Gensuche mit PCR

Eine häufige Ausgangslage in der Molekularbiologie besteht darin, dass man entweder bereits ein Gen kennt und den entsprechenden Nachbarn charakterisieren will oder dass man zu einer bestimmten Proteinsequenz das Gen sucht. In beiden Fällen ist die PCR heute die Methode der Wahl. Ein besonders wichtiges Problem in der Molekularbiologie ist das Auffinden eines Gens für ein bereits charakterisiertes Protein. Wenn man ausschließlich die Proteinsequenz kennt, kann man nur bei den Aminosäuren Methionin und Tryptophan direkt auf die DNA-Sequenz schließen. In allen anderen Fällen gibt es zwei, drei, vier oder gar sechs verschiedene Codons. Deswegen war man bei der Suche mit Hilfe von Hybridisierungsproben darauf angewiesen, Proteinabschnitte mit möglichst vielen Aminosäuren mit nur ein- oder zweideutigen Codons zu benutzen.

Bei der PCR ist das nun - zumindest theoretisch - völlig anders. Natürlich hat sich der genetische Code nicht geändert. Aber durch die Möglichkeit, in zwei aufeinander aufbauenden Runden dasselbe Fragment zu amplifizieren, erreicht man eine genügende Spezifität, um selbst mit völlig degenerierten Sequenzen das gesuchte Gen zu amplifizieren. Die Vorgehensweise, die unter dem Begriff nested PCR in die Literatur eingegangen ist, ist in Teil A der Abbildung dargestellt. Hat man erst einmal ein genügend großes Fragment der DNA amplifiziert, ist es ein leichtes, via Hybridisierung das vollständige Gen zu finden. Die Verwendung von Inosin scheint eine elegante Methode zu sein, um sich den gesuchten Sequenzen gezielt zu nähern. Allerdings gehört wohl auch häufig genug eine Portion Glück dazu, das richtige Gen mit Hilfe von Inosin zu fischen. Die Suche nach einem benachbartem Gen ist durch Teil C der Abbildung illustriert. Man benutzt die so genannte inverse PCR. Diese Methode ist mit dem primer walking unter Verwendung von Restriktionsfragmenten und sequenzieller Hybridisierung verwandt. Die inverse PCR hat den Vorteil, dass die gesuchten Abschnitte sofort als klonierbares Material vorliegen.
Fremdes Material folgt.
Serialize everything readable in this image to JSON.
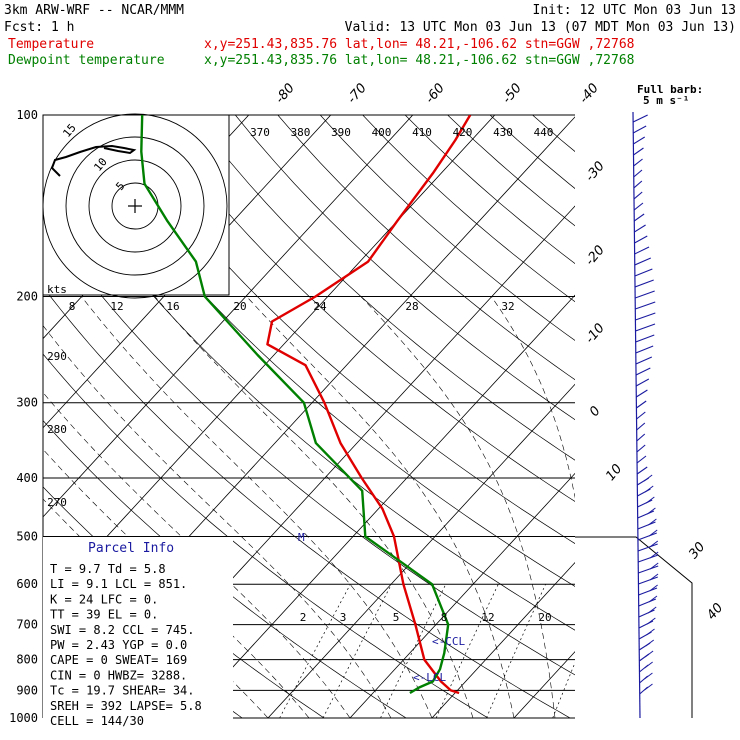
{
  "header": {
    "model": "3km ARW-WRF -- NCAR/MMM",
    "init": "Init: 12 UTC Mon 03 Jun 13",
    "fcst": "Fcst:     1 h",
    "valid": "Valid: 13 UTC Mon 03 Jun 13 (07 MDT Mon 03 Jun 13)",
    "temp_label": "Temperature",
    "dew_label": "Dewpoint temperature",
    "location": "x,y=251.43,835.76   lat,lon= 48.21,-106.62   stn=GGW ,72768",
    "barb_note": "Full barb:",
    "barb_unit": "5 m s⁻¹"
  },
  "chart_data": {
    "type": "line",
    "y_scale": "log-pressure",
    "ylim": [
      1000,
      100
    ],
    "pressure_ticks": [
      100,
      200,
      300,
      400,
      500,
      600,
      700,
      800,
      900,
      1000
    ],
    "top_isotherm_labels": [
      "-80",
      "-70",
      "-60",
      "-50",
      "-40"
    ],
    "side_isotherm_labels": [
      "-30",
      "-20",
      "-10",
      "0",
      "10",
      "30",
      "40"
    ],
    "theta_e_labels": [
      "370",
      "380",
      "390",
      "400",
      "410",
      "420",
      "430",
      "440"
    ],
    "theta_side_labels": [
      "290",
      "280",
      "270"
    ],
    "mixing_ratio_labels": [
      "2",
      "3",
      "5",
      "8",
      "12",
      "20"
    ],
    "hodograph_speed_labels": [
      "8",
      "12",
      "16",
      "20",
      "24",
      "28",
      "32"
    ],
    "hodograph_ring_labels": [
      "5",
      "10",
      "15"
    ],
    "hodograph_unit": "kts",
    "series": [
      {
        "name": "Temperature",
        "color": "#e00000",
        "points": [
          [
            909,
            10.5
          ],
          [
            900,
            9.2
          ],
          [
            870,
            7.0
          ],
          [
            800,
            2.5
          ],
          [
            700,
            -2.5
          ],
          [
            600,
            -8.5
          ],
          [
            500,
            -15.0
          ],
          [
            450,
            -19.5
          ],
          [
            400,
            -25.5
          ],
          [
            350,
            -32.0
          ],
          [
            300,
            -38.5
          ],
          [
            260,
            -45.0
          ],
          [
            240,
            -52.0
          ],
          [
            220,
            -54.0
          ],
          [
            200,
            -51.5
          ],
          [
            175,
            -49.0
          ],
          [
            150,
            -50.0
          ],
          [
            125,
            -51.0
          ],
          [
            110,
            -52.0
          ],
          [
            100,
            -53.0
          ]
        ]
      },
      {
        "name": "Dewpoint temperature",
        "color": "#008000",
        "points": [
          [
            909,
            4.5
          ],
          [
            890,
            5.0
          ],
          [
            870,
            6.0
          ],
          [
            830,
            5.5
          ],
          [
            780,
            4.2
          ],
          [
            700,
            1.5
          ],
          [
            600,
            -5.0
          ],
          [
            500,
            -18.5
          ],
          [
            420,
            -24.0
          ],
          [
            350,
            -35.0
          ],
          [
            300,
            -41.0
          ],
          [
            250,
            -52.0
          ],
          [
            200,
            -65.0
          ],
          [
            175,
            -70.0
          ],
          [
            150,
            -78.0
          ],
          [
            130,
            -85.0
          ],
          [
            115,
            -89.0
          ],
          [
            100,
            -93.0
          ]
        ]
      }
    ],
    "annotations": [
      "M",
      "<-CCL",
      "<-LCL"
    ]
  },
  "parcel_info": {
    "title": "Parcel Info",
    "lines": [
      "T   =   9.7  Td =   5.8",
      "LI  =   9.1  LCL =  851.",
      "K   =    24  LFC =    0.",
      "TT  =    39  EL  =    0.",
      "SWI =   8.2  CCL =  745.",
      "PW  =  2.43  YGP =   0.0",
      "CAPE =    0  SWEAT=  169",
      "CIN  =    0  HWBZ= 3288.",
      "Tc  =  19.7  SHEAR=  34.",
      "SREH =  392  LAPSE=  5.8",
      "CELL = 144/30"
    ]
  }
}
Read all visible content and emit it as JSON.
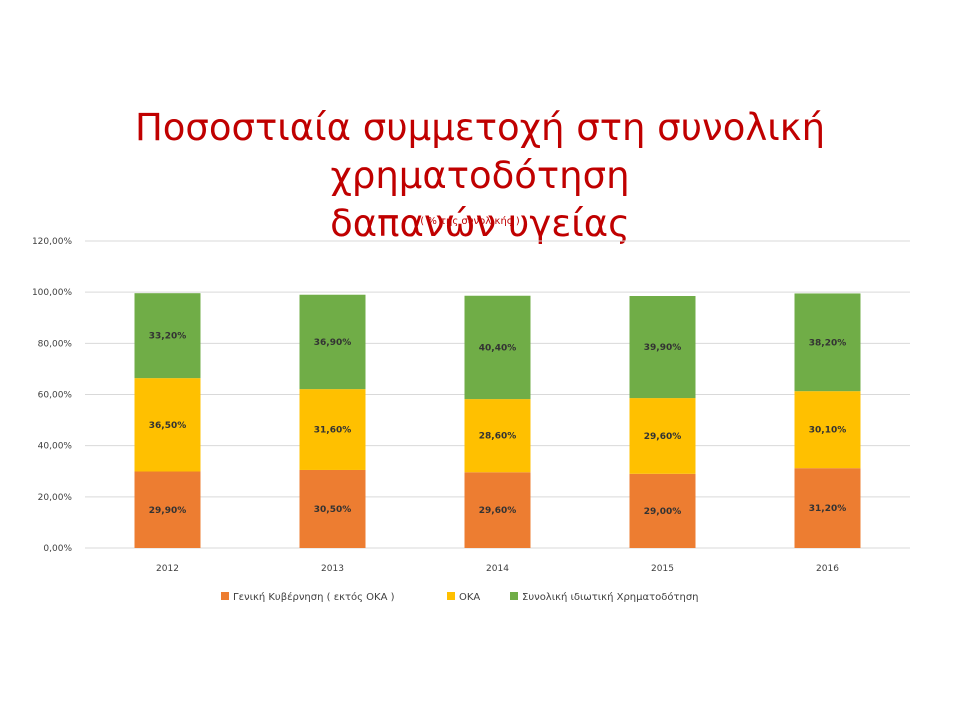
{
  "slide": {
    "title_line1": "Ποσοστιαία συμμετοχή στη συνολική χρηματοδότηση",
    "title_line2": "δαπανών υγείας"
  },
  "chart_data": {
    "type": "bar",
    "stacked": true,
    "subtitle": "( % της συνολικής )",
    "categories": [
      "2012",
      "2013",
      "2014",
      "2015",
      "2016"
    ],
    "series": [
      {
        "name": "Γενική Κυβέρνηση ( εκτός ΟΚΑ )",
        "color": "#ed7d31",
        "values": [
          29.9,
          30.5,
          29.6,
          29.0,
          31.2
        ],
        "labels": [
          "29,90%",
          "30,50%",
          "29,60%",
          "29,00%",
          "31,20%"
        ]
      },
      {
        "name": "ΟΚΑ",
        "color": "#ffc000",
        "values": [
          36.5,
          31.6,
          28.6,
          29.6,
          30.1
        ],
        "labels": [
          "36,50%",
          "31,60%",
          "28,60%",
          "29,60%",
          "30,10%"
        ]
      },
      {
        "name": "Συνολική ιδιωτική Χρηματοδότηση",
        "color": "#70ad47",
        "values": [
          33.2,
          36.9,
          40.4,
          39.9,
          38.2
        ],
        "labels": [
          "33,20%",
          "36,90%",
          "40,40%",
          "39,90%",
          "38,20%"
        ]
      }
    ],
    "ylim": [
      0,
      120
    ],
    "yticks": [
      0,
      20,
      40,
      60,
      80,
      100,
      120
    ],
    "ytick_labels": [
      "0,00%",
      "20,00%",
      "40,00%",
      "60,00%",
      "80,00%",
      "100,00%",
      "120,00%"
    ],
    "grid": true,
    "legend_position": "bottom"
  }
}
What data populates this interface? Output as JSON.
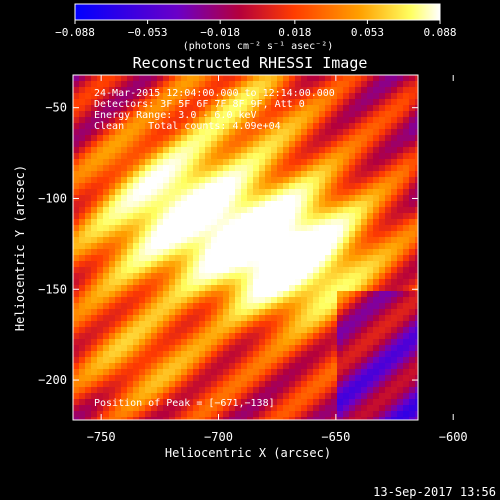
{
  "chart_data": {
    "type": "heatmap",
    "title": "Reconstructed RHESSI Image",
    "xlabel": "Heliocentric X (arcsec)",
    "ylabel": "Heliocentric Y (arcsec)",
    "xlim": [
      -762,
      -615
    ],
    "ylim": [
      -222,
      -32
    ],
    "x_ticks": [
      -750,
      -700,
      -650,
      -600
    ],
    "y_ticks": [
      -50,
      -100,
      -150,
      -200
    ],
    "x_tick_labels": [
      "−750",
      "−700",
      "−650",
      "−600"
    ],
    "y_tick_labels": [
      "−50",
      "−100",
      "−150",
      "−200"
    ],
    "colorbar": {
      "range": [
        -0.088,
        0.088
      ],
      "ticks": [
        -0.088,
        -0.053,
        -0.018,
        0.018,
        0.053,
        0.088
      ],
      "tick_labels": [
        "−0.088",
        "−0.053",
        "−0.018",
        "0.018",
        "0.053",
        "0.088"
      ],
      "label": "(photons cm⁻² s⁻¹ asec⁻²)"
    },
    "colormap": [
      "#0000ff",
      "#6a00c8",
      "#b4003c",
      "#ff3c00",
      "#ffa000",
      "#ffff60",
      "#ffffff"
    ],
    "sources": [
      {
        "x": -671,
        "y": -138,
        "peak": 0.088
      },
      {
        "x": -700,
        "y": -118,
        "peak": 0.06
      },
      {
        "x": -722,
        "y": -93,
        "peak": 0.065
      },
      {
        "x": -690,
        "y": -48,
        "peak": 0.05
      },
      {
        "x": -736,
        "y": -190,
        "peak": 0.04
      },
      {
        "x": -660,
        "y": -112,
        "peak": 0.045
      },
      {
        "x": -742,
        "y": -128,
        "peak": 0.035
      }
    ],
    "annotations": [
      "24-Mar-2015 12:04:00.000 to 12:14:00.000",
      "Detectors: 3F 5F 6F 7F 8F 9F, Att 0",
      "Energy Range: 3.0 - 6.0 keV",
      "Clean    Total counts: 4.09e+04"
    ],
    "peak_label": "Position of Peak = [−671,−138]",
    "timestamp": "13-Sep-2017 13:56"
  }
}
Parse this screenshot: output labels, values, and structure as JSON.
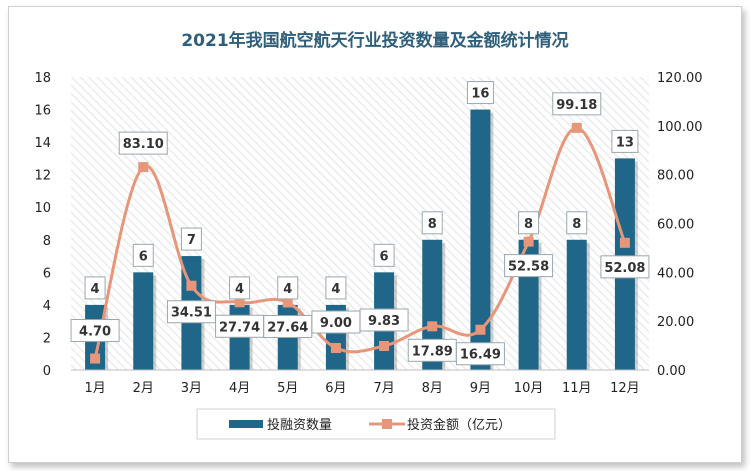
{
  "chart_data": {
    "type": "bar",
    "title": "2021年我国航空航天行业投资数量及金额统计情况",
    "categories": [
      "1月",
      "2月",
      "3月",
      "4月",
      "5月",
      "6月",
      "7月",
      "8月",
      "9月",
      "10月",
      "11月",
      "12月"
    ],
    "series": [
      {
        "name": "投融资数量",
        "type": "bar",
        "axis": "left",
        "values": [
          4,
          6,
          7,
          4,
          4,
          4,
          6,
          8,
          16,
          8,
          8,
          13
        ],
        "labels": [
          "4",
          "6",
          "7",
          "4",
          "4",
          "4",
          "6",
          "8",
          "16",
          "8",
          "8",
          "13"
        ],
        "color": "#1f6688"
      },
      {
        "name": "投资金额（亿元）",
        "type": "line",
        "axis": "right",
        "values": [
          4.7,
          83.1,
          34.51,
          27.74,
          27.64,
          9.0,
          9.83,
          17.89,
          16.49,
          52.58,
          99.18,
          52.08
        ],
        "labels": [
          "4.70",
          "83.10",
          "34.51",
          "27.74",
          "27.64",
          "9.00",
          "9.83",
          "17.89",
          "16.49",
          "52.58",
          "99.18",
          "52.08"
        ],
        "color": "#e8967a"
      }
    ],
    "y_left": {
      "ylim": [
        0,
        18
      ],
      "ticks": [
        "0",
        "2",
        "4",
        "6",
        "8",
        "10",
        "12",
        "14",
        "16",
        "18"
      ]
    },
    "y_right": {
      "ylim": [
        0,
        120
      ],
      "ticks": [
        "0.00",
        "20.00",
        "40.00",
        "60.00",
        "80.00",
        "100.00",
        "120.00"
      ]
    },
    "grid": false,
    "legend_position": "bottom",
    "plot_background": "hatched"
  }
}
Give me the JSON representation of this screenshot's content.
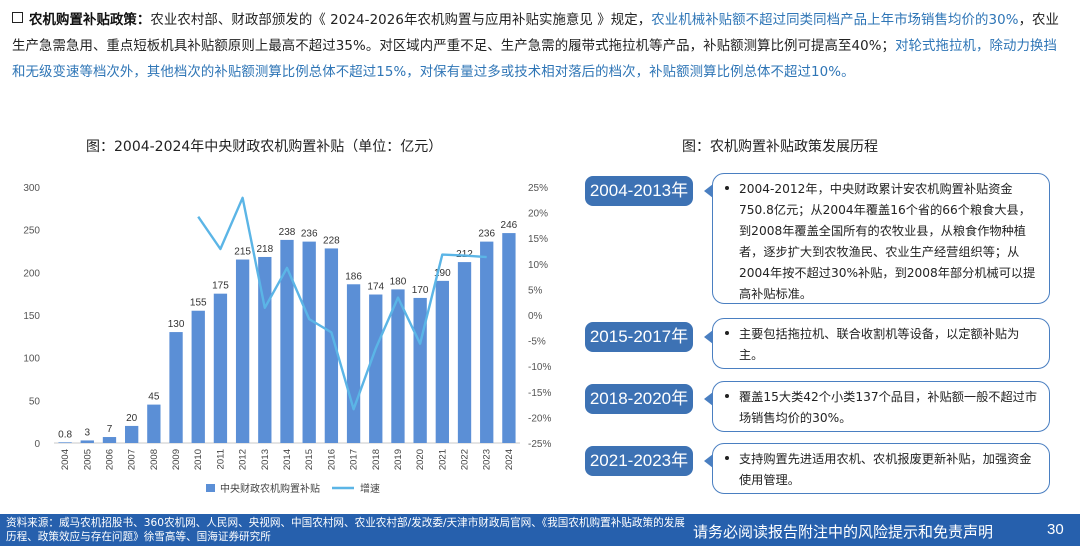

Abb.1 Schema: Gensuche mit PCR

Teil A: Anwendungsbeispiel für extrem degenerierte Primer. Durch die Verwendung von Oligonucleotid-Gemischen kann man unsichere Aminosäure-Positionen abdecken. In einem ersten Schritt werden in diesem Beispiel die Primer R112 mit 12.288 Möglichkeiten und A232 mit 73.728 Möglichkeiten eingesetzt. Setzt man nun das Gemisch aus der ersten PCR in eine zweite PCR ein und verwendet zusätzlich Inosin, um die Zahl der Möglichkeiten zu reduzieren, bekommt man mit ein wenig Glück die gesuchte DNA-Sequenz. Teil B: stellt die in Teil A beschriebene nested PCR noch einmal schematisch dar. Teil C: Ablaufschema für die inverse PCR. Diese Methode wird invers genannt, weil man von einer bekannten Sequenz ausgeht und sie nach einem Ringschluss quasi umstülpt. Dazu werden zwei flankierende Restriktionsschnittstellen desselben Enzyms (hier Ndel) benutzt, die etwa in dem gewünschten Abstand liegen müssen und nicht in dem bereits bekannten Bereich vorkommen dürfen. Umgekehrt wird eine singuläre Restriktionsschnittstelle (hier Xhol) benötigt, die nur in dem bereits bekannten Bereich vorkommt. Durch abwechselndes Schneiden und Ligieren kommen die ausgewählten Primer-Bindungsstellen, die zuerst nach außen zeigten, so zu liegen, dass die Amplifikationen wieder aufeinander zulaufen können. Der dazwischen liegende Bereich wird jetzt synthetisiert und kann durch den im Produkt singulären Ndel-Schnitt wieder getrennt werden. Bei diesem Vorgehen ergeben sich zwar zahlreiche Ligationsprodukte, jedoch wird nur das gewünschte Produkt amplifiziert. Andere Ligationsprodukte mit mehr als einem Ndel-Schnitt werden zwar gebildet, fallen später aber nicht ins Gewicht, weil sie durch Nachschneiden mit Ndel entfernt werden können. Da derartige Fragmente aus einer nicht-definierten Position kommen, dürfen sich nicht als Nachbarfragmente eingeordnet werden.